Execution#

PYSTILT supports three execution backends. All three share the same output project model — the same config, the same output layout, and the same CLI commands. The backend controls only how work gets dispatched to workers.

Backends#

Dispatch models#

Push dispatch (local, slurm): The coordinator enumerates pending simulation IDs and sends work directly to workers — either inline in the current process or by writing chunk files for a Slurm array.
Pull dispatch (kubernetes): Workers independently claim pending simulations from a shared output index backend. The coordinator registers work and returns; pods drain the queue autonomously.

Choosing a backend#

local: Default. Best for notebooks, workstation runs, and small receptor sets. Runs inline with n_workers: 1 or uses a local process pool. No infrastructure required.
slurm: Best for large receptor sets on HPC clusters with shared filesystems. Writes immutable chunk files and submits a Slurm array job whose tasks each call stilt push-worker. Project and output roots must be local or shared-filesystem paths.
kubernetes: For cloud-native or container-scale deployments backed by a PostgreSQL index and object-store outputs. Requires more infrastructure than the other two backends.

Note

The Kubernetes backend is not yet fully implemented. See Kubernetes for the current status.

CLI primitives#

These commands surface the executor model regardless of backend:

stilt run: Register pending simulations and launch workers using the configured executor. For local, blocks until done. For slurm, submits the array and returns (fire-and-forget); use --wait to block.
stilt register: Publish project inputs and register simulations without launching any workers. Useful for separating the planning step from execution.
stilt push-worker: Execute one immutable chunk of simulation IDs without queue polling or heartbeats. Used by Slurm task array elements.
stilt pull-worker: Claim and execute pending simulations from the output index. Used by Kubernetes pods and long-lived local workers.
stilt serve: Like pull-worker --follow: keeps polling indefinitely for new claimable work. Use for always-on queue consumers.

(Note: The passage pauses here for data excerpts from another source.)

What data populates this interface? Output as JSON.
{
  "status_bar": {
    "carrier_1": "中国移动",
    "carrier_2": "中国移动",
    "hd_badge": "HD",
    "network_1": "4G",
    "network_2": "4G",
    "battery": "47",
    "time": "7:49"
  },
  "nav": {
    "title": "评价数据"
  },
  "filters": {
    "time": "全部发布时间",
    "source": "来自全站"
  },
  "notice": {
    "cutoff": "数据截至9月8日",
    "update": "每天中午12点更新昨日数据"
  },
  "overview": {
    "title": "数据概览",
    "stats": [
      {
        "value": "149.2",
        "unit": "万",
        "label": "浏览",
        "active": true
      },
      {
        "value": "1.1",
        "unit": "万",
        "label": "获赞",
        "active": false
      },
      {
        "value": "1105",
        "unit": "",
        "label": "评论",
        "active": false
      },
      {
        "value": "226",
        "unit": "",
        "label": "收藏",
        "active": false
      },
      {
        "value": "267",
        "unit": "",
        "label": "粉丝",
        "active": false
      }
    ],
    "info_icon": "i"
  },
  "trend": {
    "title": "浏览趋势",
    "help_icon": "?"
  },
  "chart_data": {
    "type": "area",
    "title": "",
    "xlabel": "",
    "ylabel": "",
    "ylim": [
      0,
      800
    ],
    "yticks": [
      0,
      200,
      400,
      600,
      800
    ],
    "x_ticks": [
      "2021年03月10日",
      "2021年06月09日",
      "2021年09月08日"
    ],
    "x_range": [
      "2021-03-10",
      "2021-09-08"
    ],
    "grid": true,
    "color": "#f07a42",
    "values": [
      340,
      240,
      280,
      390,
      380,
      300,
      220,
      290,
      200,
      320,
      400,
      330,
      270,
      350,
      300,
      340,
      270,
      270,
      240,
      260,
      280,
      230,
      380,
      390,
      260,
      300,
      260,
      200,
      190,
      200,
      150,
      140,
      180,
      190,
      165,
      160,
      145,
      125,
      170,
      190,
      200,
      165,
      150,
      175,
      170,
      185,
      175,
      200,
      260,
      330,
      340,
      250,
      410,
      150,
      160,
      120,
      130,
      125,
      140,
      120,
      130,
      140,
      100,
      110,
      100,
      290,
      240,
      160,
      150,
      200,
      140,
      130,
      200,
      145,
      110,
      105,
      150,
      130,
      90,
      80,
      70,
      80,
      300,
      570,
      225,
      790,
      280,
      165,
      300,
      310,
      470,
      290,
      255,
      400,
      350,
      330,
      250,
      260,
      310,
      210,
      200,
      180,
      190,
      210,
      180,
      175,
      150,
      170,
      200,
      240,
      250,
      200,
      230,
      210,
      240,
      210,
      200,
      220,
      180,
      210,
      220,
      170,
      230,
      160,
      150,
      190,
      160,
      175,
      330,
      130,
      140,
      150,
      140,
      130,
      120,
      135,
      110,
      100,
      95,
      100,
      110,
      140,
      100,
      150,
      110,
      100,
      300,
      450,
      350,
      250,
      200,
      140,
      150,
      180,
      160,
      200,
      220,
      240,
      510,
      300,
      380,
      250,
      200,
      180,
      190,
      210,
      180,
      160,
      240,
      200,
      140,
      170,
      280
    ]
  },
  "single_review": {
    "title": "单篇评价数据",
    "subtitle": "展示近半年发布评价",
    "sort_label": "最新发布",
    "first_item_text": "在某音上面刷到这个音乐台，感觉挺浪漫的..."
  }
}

Simulation state and delivery guarantees#

These semantics apply across all backends.

Area	Current behavior
Delivery guarantee	At-least-once processing. A simulation can be retried after interruption or failure.
Trajectory status	`pending → running → complete` or `failed`.
Footprint status	`complete`, `complete-empty`, or `failed` per footprint name.
Empty footprint	Treated as terminal success (`complete-empty`), not failure. No NetCDF file is written or expected for empty footprints.
Reruns	`skip_existing=True` avoids rework for already complete outputs. `skip_existing=False` forces a full rerun regardless of prior state.